QUELLE EST L'EFFICACITÉ DES CAMPAGNES ?
À l’occasion de la Journée internationale pour l’élimination des violences faites aux femmes, le 25 novembre, le ministère de la Femme a organisé une série d’activités visant à rappeler l’importance de la prévention et de l’accompagnement des victimes. La ministre Élodie Diane Fouefoue épouse Sandjoh, s’est notamment rendue au Centre de protection et de promotion sociale, une structure dédiée aux femmes victimes de violences, pour présenter le circuit de prise en charge mis en place.
Trois ans de soutien, mais des résultats mitigés
Le centre, présent depuis trois ans, offre écoute, accompagnement psychologique et soutien juridique aux victimes. Certaines femmes témoignent de « miracles de reconstruction » après plusieurs mois d’hébergement et de suivi. Pourtant, malgré ces initiatives, la violence reste omniprésente. Selon les statistiques de l’ONU, environ 35 % des femmes dans le monde ont subi des violences physiques ou sexuelles au cours de leur vie. Localement, les chiffres montrent que les agressions domestiques et économiques continuent de toucher un grand nombre de foyers, révélant que la sensibilisation seule ne suffit pas à enrayer le phénomène.
Comparaison avec les standards internationaux
À l’international, les campagnes de prévention s’accompagnent souvent d’une approche multisectorielle : éducation dès le plus jeune âge, formation des forces de l’ordre, aides financières et légales aux victimes, suivi psychologique prolongé. Dans certains pays, la mise en place de lignes d’urgence et d’unités spécialisées a permis de réduire significativement le nombre de cas non déclarés. En comparaison, les initiatives gabonaises peinent encore à assurer une couverture nationale cohérente et un suivi sur le long terme.
Obstacles et pistes d’amélioration
Les experts soulignent plusieurs freins : manque de coordination entre les structures, insuffisance des ressources financières, et persistance des stéréotypes de genre. « La sensibilisation ne peut être efficace que si elle est soutenue par des actions concrètes au quotidien », explique une représentante d’une ONG gabonaise. Les victimes, elles, réclament un accompagnement plus personnalisé et une justice plus réactive. Les pistes d’amélioration incluent la formation continue des acteurs sociaux, l’extension des centres d’accueil, et une campagne de sensibilisation durable au lieu de concentrer les efforts sur une seule journée.
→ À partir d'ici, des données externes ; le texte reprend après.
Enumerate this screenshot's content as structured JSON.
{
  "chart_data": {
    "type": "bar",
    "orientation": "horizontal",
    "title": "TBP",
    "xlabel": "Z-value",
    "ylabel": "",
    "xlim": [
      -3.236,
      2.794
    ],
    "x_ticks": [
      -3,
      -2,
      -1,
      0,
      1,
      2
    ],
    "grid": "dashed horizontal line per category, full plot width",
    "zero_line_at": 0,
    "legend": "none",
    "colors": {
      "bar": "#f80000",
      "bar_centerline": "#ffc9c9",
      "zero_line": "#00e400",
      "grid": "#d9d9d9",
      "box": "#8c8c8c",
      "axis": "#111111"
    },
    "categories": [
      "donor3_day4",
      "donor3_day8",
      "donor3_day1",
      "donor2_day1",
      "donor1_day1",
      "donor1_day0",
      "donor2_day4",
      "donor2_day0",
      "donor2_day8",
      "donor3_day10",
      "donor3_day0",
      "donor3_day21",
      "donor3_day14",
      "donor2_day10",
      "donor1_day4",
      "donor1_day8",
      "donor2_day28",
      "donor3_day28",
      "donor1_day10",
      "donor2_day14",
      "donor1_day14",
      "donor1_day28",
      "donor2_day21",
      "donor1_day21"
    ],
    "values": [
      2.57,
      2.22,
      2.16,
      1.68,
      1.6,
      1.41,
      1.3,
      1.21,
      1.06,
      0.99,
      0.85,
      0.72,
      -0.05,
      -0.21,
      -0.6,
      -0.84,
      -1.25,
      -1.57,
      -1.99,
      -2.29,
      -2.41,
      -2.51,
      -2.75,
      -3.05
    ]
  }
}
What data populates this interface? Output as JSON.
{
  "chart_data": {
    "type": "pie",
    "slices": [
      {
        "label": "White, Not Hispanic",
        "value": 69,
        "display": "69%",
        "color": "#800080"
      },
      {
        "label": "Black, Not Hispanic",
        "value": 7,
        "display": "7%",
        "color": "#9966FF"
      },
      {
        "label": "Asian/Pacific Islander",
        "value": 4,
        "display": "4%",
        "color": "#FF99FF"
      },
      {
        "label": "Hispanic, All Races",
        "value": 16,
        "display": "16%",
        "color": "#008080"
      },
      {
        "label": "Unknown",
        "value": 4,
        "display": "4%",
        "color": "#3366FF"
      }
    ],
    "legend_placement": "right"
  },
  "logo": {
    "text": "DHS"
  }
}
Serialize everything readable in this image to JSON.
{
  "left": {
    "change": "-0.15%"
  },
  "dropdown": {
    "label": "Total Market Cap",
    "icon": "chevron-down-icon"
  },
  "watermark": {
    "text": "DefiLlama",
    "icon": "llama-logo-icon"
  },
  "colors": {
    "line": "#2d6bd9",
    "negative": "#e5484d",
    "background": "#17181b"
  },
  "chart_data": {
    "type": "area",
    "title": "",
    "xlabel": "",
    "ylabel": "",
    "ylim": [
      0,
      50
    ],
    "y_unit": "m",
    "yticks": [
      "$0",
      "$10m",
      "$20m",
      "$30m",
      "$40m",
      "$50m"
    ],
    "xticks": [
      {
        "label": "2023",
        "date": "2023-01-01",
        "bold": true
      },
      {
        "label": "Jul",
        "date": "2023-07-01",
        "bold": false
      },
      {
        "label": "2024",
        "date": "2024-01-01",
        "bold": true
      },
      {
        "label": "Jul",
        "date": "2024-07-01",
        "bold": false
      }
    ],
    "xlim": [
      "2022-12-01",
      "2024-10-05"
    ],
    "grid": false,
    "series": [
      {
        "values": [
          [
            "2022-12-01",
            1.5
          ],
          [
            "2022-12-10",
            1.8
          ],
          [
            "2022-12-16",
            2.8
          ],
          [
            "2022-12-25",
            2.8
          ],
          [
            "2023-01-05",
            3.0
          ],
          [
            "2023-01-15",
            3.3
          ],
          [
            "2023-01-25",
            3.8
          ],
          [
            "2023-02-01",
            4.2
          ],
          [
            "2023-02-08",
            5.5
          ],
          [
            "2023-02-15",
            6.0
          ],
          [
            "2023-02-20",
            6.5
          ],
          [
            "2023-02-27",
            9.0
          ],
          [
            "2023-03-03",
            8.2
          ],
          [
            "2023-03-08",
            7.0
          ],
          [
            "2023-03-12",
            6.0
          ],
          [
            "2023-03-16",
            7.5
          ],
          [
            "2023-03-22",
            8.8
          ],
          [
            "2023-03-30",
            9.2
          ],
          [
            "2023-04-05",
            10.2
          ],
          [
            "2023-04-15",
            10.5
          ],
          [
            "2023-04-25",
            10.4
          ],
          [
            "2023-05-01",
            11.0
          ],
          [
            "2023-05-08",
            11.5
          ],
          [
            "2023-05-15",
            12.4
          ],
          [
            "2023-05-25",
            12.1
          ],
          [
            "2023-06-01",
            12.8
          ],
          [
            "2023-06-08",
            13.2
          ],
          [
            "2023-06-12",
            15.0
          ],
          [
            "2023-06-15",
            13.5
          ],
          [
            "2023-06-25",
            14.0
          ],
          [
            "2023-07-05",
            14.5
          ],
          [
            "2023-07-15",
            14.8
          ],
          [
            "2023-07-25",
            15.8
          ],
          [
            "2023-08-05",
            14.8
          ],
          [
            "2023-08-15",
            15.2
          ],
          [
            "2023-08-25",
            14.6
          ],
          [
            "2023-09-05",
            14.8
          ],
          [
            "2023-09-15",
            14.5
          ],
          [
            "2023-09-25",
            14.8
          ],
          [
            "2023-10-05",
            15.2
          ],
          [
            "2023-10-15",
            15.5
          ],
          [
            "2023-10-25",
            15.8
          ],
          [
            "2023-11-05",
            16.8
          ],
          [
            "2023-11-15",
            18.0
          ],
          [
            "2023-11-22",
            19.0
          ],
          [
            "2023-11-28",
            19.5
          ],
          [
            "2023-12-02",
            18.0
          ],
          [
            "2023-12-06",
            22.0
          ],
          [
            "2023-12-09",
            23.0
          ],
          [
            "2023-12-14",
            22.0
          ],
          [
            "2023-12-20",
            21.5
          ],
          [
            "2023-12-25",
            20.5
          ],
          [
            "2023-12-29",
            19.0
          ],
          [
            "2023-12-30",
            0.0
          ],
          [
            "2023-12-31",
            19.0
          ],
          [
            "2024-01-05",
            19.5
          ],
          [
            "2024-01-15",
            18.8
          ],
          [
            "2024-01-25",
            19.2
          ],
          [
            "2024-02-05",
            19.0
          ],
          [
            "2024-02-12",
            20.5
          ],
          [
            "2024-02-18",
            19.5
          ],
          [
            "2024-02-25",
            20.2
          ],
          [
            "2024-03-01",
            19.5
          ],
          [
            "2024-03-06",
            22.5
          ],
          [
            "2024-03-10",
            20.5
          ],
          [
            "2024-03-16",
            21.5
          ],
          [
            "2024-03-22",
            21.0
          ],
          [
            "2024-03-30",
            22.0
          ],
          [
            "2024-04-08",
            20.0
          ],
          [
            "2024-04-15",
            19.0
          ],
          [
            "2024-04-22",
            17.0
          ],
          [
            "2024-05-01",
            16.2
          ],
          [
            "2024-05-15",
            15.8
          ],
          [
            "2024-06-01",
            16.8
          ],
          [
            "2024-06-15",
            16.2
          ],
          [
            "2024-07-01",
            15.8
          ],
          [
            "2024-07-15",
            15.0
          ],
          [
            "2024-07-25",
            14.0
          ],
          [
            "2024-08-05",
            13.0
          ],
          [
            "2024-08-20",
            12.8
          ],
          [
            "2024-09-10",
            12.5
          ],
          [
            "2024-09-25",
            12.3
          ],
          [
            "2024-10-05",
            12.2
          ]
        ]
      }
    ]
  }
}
Un appel à l’engagement collectif
La ministre insiste sur l’importance d’une mobilisation globale : gouvernement, leaders communautaires et société civile doivent travailler ensemble pour faire reculer ce fléau. La Journée internationale marque le début d’une période de 16 jours de sensibilisation, mais l’activisme, selon elle, « n’est pas l’affaire d’une seule journée, c’est l’affaire de tous ».